Another option would be for Congress to take the permitting statutes, which are phrased in very broad terms, and to narrow the scope of the agency’s discretion by specifying in great detail precisely what a “good” project must demonstrate in order to receive a permit.
This proposal, too, has clear virtues. Too often, the agency malfeasance that Congress denounces is simply the product of poorly drafted statutes—a prime example being overbroad grants of power to agencies that allow Congress to take credit for “tackling” a policy problem, while leaving the agencies responsible for translating the broad mandate into actual policy. Under this theory, Congress has only itself to blame for the inevitable problems that result from giving agencies far too much discretion over a given issue. If Congress doesn’t like how agencies administer statutes, then it should amend the statute, and specify precisely what factors it wants the regulators to examine.
But federal statutes providing for approval or disapproval of energy infrastructure development, as it happens, have always been broadly worded precisely to give the relevant agency maximum discretion to identify, evaluate, and resolve the complicated technical problems that surround complex infrastructure. Narrowly specifying the considerations that Interior can consider in reviewing drilling permit applications would depart from the history of energy infrastructure regulation, and would risk preventing the agency from exploring issues crucial to public safety yet beyond the statutory mandate.
These concerns illustrate the fundamental problem with Congress’s new deadline-centered approach: On questions of law and regulation, there often are issues that legal draftsmanship cannot solve.

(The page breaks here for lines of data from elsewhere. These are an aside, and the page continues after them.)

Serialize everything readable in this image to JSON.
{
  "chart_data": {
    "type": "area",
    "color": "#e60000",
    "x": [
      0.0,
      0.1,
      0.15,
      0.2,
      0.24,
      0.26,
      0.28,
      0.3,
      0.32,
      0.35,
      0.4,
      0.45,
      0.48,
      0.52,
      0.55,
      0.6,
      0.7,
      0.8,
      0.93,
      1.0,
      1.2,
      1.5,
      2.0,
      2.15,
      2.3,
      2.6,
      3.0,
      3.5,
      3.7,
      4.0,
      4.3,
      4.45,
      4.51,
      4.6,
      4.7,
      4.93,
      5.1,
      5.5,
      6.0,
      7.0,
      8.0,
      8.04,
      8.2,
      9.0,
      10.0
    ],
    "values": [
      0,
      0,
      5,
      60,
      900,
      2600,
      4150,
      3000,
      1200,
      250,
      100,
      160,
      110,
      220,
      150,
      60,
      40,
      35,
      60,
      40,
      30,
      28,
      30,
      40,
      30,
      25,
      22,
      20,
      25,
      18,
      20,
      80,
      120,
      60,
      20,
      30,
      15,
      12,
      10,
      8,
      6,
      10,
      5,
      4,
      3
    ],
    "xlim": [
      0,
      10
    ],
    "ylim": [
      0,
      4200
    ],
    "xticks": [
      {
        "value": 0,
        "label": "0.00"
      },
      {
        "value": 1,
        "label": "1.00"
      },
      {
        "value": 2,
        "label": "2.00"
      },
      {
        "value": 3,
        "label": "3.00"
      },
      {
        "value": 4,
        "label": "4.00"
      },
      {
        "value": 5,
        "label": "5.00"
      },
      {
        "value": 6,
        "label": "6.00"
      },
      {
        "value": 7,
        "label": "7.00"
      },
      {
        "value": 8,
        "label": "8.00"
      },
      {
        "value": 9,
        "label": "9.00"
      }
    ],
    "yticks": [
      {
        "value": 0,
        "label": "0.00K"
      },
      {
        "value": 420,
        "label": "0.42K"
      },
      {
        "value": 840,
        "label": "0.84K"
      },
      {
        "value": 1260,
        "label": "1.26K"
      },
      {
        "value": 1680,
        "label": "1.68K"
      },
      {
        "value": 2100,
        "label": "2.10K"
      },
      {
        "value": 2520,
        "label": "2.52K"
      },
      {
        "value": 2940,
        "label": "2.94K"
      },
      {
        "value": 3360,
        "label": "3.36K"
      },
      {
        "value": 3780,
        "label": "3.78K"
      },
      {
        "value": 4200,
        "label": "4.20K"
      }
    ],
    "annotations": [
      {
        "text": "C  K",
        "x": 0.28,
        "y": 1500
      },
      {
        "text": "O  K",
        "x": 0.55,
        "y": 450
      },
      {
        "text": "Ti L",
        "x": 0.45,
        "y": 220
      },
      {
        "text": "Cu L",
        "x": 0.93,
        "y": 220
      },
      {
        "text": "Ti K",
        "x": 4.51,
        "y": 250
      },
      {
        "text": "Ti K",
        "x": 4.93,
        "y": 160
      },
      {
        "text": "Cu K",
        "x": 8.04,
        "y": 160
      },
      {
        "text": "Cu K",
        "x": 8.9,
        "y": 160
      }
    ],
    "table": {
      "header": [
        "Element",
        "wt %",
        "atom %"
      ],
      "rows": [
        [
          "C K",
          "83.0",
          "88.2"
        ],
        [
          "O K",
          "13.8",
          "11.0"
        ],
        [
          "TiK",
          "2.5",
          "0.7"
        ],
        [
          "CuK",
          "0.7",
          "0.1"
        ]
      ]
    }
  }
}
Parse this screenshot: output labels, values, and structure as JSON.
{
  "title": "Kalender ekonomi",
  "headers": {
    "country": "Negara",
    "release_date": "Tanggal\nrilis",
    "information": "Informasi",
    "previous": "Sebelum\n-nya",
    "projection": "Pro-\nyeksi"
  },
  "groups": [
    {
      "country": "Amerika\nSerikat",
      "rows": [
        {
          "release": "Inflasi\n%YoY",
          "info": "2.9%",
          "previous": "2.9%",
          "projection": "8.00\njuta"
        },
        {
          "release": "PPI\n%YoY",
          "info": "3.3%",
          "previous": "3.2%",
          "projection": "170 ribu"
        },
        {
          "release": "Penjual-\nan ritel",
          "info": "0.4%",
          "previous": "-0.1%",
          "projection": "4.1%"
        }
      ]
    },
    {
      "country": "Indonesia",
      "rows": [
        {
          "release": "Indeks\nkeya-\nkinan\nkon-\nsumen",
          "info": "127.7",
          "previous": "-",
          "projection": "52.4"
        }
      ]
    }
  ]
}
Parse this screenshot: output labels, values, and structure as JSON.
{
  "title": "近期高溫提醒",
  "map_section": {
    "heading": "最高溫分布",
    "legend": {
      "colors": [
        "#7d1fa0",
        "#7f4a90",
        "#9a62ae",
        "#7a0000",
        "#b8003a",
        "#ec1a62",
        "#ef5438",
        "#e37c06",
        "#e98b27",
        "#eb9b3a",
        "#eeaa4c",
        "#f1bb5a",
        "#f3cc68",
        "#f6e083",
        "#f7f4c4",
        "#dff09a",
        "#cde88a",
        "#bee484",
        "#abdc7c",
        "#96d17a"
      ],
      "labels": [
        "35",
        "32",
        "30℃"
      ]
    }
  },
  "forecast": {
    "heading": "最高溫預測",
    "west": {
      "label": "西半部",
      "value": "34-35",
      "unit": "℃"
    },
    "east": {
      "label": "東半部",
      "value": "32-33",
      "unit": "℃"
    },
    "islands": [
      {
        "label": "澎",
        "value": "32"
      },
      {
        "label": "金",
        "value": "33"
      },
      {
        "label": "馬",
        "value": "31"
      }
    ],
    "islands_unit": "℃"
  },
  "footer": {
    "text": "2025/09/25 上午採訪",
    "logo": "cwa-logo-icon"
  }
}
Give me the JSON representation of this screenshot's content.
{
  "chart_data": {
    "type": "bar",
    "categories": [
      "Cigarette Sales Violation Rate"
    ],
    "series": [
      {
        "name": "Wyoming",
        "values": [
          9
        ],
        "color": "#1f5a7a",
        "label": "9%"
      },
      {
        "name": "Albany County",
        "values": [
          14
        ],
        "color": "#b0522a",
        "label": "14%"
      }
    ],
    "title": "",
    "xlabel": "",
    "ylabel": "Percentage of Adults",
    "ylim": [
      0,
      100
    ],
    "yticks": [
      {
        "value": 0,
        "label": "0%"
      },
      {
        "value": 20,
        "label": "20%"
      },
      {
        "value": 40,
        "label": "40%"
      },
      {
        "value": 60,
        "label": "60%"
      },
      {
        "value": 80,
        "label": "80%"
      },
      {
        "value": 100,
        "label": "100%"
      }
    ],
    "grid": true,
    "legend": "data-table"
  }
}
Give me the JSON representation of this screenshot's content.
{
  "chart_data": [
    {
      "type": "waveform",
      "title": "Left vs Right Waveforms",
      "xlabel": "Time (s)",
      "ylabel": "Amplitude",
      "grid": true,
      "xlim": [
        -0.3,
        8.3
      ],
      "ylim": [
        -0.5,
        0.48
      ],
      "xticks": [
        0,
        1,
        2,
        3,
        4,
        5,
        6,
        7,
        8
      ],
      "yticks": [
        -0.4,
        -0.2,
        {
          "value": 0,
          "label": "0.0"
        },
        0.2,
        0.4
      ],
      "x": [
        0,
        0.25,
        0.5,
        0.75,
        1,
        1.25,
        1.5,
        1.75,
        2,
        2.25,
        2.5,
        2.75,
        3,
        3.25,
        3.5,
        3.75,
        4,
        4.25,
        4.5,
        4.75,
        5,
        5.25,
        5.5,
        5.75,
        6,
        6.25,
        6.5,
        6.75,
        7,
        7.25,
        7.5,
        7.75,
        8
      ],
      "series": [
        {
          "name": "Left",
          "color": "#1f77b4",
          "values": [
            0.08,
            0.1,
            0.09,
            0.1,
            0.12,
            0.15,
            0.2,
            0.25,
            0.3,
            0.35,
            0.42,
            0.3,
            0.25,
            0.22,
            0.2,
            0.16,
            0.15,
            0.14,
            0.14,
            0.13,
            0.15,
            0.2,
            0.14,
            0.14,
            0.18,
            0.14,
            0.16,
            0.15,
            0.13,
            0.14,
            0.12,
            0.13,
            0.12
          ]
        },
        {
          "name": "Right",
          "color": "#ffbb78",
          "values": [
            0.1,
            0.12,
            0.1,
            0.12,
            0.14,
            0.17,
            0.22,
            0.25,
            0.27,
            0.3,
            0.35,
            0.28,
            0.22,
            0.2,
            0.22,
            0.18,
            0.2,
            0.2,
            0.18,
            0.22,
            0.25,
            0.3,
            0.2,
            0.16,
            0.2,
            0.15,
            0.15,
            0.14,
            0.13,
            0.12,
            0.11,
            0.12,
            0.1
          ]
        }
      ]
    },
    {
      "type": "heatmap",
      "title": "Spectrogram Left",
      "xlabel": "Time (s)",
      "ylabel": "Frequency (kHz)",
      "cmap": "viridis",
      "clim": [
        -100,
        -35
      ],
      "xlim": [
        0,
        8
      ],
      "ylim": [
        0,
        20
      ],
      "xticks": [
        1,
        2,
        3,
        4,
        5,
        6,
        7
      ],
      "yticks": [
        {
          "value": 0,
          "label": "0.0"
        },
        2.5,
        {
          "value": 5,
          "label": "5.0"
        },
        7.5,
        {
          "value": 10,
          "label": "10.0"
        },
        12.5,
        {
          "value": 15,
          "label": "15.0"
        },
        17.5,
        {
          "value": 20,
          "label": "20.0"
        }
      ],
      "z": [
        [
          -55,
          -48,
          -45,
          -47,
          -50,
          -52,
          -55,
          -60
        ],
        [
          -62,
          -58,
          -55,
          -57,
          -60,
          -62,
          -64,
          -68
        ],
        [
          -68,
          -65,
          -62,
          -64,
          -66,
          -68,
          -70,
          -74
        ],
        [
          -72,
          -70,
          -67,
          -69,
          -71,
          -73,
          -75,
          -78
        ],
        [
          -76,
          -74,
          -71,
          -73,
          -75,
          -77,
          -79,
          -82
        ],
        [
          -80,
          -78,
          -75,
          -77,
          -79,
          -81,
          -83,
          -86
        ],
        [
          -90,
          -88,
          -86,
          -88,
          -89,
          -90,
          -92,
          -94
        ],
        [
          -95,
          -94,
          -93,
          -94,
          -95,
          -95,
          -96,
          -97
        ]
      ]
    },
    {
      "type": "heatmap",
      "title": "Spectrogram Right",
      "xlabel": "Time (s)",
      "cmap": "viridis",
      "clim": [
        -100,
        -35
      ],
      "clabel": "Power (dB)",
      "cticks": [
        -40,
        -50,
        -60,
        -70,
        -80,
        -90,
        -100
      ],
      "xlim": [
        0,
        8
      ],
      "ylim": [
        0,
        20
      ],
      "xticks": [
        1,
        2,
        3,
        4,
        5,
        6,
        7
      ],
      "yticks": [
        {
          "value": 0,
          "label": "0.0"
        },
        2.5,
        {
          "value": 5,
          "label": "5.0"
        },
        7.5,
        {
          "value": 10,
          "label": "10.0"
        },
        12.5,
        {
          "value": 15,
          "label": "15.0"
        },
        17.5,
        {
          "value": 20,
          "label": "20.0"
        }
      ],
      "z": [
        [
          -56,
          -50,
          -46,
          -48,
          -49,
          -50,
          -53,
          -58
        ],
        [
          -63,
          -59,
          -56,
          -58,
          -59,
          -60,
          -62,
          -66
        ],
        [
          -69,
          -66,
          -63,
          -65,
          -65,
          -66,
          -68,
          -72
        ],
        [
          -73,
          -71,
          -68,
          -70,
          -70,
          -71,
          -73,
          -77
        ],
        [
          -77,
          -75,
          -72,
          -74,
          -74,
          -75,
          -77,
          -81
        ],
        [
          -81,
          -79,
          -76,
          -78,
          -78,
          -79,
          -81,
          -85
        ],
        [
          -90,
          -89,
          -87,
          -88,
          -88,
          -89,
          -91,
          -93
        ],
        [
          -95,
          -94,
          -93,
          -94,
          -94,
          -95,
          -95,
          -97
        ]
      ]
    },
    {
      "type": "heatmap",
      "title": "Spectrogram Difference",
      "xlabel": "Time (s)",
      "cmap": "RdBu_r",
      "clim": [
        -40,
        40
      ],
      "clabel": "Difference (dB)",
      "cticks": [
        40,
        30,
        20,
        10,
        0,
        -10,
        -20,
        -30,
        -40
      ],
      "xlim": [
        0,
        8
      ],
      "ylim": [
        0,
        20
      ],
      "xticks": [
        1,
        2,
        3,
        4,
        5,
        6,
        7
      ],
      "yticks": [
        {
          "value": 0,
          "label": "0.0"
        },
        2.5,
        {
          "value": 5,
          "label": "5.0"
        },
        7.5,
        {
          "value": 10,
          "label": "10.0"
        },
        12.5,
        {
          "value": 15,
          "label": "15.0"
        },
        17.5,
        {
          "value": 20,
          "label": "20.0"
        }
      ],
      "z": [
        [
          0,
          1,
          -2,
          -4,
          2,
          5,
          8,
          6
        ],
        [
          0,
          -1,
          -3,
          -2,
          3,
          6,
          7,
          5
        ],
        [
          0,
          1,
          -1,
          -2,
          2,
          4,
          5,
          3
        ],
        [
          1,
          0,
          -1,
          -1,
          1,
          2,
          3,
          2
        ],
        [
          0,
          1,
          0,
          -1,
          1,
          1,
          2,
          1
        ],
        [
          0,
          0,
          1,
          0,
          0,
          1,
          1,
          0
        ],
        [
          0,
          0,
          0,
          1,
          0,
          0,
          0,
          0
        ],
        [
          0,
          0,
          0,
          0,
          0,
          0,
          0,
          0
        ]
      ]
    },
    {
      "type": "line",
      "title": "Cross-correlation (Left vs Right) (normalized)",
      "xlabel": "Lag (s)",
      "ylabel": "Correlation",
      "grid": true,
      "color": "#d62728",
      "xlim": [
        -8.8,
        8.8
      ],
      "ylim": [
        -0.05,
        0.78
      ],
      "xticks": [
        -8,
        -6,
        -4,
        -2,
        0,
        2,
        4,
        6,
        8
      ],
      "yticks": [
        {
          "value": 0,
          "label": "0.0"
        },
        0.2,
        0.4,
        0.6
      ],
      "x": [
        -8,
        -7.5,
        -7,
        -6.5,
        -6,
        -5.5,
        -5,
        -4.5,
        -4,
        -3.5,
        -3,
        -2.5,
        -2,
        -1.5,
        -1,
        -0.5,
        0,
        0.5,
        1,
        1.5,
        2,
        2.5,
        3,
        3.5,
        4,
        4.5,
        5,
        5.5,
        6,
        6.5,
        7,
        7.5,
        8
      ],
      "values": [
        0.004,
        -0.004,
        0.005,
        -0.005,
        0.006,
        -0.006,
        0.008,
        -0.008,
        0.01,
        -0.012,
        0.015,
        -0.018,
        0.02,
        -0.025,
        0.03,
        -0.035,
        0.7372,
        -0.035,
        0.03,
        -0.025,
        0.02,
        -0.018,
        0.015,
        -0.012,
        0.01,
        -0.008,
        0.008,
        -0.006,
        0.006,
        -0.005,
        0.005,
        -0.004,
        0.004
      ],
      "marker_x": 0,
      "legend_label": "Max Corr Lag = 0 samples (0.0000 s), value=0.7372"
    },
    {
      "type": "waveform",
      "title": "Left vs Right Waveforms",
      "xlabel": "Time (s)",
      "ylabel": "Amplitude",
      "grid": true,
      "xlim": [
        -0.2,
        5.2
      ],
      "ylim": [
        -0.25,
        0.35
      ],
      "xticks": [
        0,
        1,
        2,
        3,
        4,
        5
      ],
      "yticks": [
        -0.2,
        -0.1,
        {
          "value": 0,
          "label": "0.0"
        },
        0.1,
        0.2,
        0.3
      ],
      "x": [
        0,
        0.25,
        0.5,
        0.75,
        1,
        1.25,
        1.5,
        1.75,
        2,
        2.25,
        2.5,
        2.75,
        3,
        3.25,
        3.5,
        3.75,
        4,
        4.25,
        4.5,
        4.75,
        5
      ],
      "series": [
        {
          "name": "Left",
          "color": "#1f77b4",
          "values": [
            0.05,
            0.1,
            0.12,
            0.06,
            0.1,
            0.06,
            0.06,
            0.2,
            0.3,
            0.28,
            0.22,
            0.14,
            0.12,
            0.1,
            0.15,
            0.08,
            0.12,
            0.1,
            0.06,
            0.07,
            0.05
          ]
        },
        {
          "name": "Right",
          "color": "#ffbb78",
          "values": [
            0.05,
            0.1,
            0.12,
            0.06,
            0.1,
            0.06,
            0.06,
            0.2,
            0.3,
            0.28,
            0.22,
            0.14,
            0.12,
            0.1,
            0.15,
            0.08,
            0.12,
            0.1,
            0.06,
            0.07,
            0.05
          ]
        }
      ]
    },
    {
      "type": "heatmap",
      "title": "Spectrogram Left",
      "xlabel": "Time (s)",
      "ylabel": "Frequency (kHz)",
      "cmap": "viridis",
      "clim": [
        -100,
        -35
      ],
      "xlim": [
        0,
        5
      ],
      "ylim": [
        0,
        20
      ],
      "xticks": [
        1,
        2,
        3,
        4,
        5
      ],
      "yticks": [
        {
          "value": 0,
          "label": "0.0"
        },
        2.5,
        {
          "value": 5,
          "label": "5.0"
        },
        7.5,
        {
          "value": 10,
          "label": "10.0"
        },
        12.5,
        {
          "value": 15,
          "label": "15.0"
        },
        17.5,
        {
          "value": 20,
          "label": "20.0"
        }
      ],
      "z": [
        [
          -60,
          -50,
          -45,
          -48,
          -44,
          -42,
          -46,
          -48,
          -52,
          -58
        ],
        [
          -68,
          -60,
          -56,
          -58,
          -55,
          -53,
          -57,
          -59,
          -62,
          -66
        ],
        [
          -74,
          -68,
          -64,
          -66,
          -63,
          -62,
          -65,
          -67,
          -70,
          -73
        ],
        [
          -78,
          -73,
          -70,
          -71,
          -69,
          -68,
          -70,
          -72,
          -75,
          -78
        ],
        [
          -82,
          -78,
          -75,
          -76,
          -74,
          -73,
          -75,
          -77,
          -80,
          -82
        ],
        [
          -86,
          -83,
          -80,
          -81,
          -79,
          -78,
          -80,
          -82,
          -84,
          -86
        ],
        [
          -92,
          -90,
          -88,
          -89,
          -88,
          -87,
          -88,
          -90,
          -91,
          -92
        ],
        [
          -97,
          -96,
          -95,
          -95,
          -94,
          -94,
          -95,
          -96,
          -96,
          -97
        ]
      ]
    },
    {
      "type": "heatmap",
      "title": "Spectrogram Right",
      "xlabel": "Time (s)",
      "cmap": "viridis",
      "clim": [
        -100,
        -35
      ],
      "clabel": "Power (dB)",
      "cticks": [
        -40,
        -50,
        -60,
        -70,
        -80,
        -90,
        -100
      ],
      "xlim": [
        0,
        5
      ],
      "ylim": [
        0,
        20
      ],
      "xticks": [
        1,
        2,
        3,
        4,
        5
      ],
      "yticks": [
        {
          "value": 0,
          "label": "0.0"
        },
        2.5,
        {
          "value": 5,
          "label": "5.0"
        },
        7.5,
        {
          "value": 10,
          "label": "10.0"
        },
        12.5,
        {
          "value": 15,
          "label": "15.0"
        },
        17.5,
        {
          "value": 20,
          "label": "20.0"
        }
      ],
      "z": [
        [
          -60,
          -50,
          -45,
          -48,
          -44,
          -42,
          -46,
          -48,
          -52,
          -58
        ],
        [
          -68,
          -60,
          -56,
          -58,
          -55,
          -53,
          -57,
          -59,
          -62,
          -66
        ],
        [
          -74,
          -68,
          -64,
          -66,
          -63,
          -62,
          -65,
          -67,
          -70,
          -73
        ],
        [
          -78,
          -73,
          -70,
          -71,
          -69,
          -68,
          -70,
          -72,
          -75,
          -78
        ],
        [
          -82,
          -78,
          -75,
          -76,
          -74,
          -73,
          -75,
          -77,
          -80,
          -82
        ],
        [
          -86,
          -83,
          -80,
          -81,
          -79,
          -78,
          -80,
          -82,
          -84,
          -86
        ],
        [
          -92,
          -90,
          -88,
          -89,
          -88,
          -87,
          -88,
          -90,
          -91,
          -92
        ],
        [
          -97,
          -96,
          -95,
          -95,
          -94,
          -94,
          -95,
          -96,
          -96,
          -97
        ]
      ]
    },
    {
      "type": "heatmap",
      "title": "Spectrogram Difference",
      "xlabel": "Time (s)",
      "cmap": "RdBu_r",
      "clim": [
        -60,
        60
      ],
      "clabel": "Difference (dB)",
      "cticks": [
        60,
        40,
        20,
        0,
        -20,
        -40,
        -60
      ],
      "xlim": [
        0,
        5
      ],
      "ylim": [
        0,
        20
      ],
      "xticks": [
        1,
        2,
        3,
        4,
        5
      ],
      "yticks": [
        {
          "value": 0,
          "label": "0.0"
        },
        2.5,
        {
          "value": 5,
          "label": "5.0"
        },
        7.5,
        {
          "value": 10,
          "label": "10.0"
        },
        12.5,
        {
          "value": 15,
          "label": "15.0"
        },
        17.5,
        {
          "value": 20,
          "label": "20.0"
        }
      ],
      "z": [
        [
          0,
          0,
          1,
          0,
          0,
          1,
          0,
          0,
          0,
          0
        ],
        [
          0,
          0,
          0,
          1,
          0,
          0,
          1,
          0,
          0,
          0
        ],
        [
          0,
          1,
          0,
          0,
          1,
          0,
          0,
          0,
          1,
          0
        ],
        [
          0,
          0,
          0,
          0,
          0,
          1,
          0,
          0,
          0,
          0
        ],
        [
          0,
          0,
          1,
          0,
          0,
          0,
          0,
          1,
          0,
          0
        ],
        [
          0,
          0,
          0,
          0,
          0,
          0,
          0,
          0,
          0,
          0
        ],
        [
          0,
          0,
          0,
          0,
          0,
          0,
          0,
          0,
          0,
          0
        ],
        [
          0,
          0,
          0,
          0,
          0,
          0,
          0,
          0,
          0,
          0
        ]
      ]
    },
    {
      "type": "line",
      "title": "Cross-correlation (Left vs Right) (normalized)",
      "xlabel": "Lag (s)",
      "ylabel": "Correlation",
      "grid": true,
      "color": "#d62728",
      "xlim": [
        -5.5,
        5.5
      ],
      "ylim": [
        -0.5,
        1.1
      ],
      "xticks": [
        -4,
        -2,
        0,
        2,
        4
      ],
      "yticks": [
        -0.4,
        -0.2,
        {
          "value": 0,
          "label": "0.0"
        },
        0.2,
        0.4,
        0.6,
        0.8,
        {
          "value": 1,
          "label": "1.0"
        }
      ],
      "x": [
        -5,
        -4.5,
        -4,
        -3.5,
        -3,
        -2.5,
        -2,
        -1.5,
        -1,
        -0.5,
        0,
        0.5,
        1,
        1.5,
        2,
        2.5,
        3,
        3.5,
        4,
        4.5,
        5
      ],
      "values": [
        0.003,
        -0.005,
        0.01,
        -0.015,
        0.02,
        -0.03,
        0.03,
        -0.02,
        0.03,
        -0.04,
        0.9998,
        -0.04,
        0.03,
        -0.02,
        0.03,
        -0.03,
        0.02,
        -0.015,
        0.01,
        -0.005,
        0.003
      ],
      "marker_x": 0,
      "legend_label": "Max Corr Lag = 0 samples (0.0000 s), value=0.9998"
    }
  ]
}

Stated differently, sometimes the problem isn’t the prescription; it’s the personnel. The statutes governing offshore drilling almost certainly give regulators the tools they need to promptly and effectively approve good drilling proposals and disapprove bad ones. If the Obama administration personnel are not faithfully administering those laws, then Congress’s recourse is political, not legal.
And the political tools at Congress’s disposal are myriad. It can convene hearings designed to browbeat regulators; it can hold up executive or judicial branch nominations; it can use the power of the purse to defund other administration priorities; it can appeal directly to the voters, stating the pro-drilling case and driving the public to pressure the administration.
Congress is doing many of these things already; the House Oversight Committee has held hearings and issued a report condemning the Obama administration; Louisiana’s senators, Vitter and Mary Landrieu, have held up administration appointments as payback for drilling permit delays. In the end, Congress will find much more success in a vigorous strategy focused on such political leverage than it will in even the most elegantly drafted legislation.
Adam J. White is a lawyer in Washington.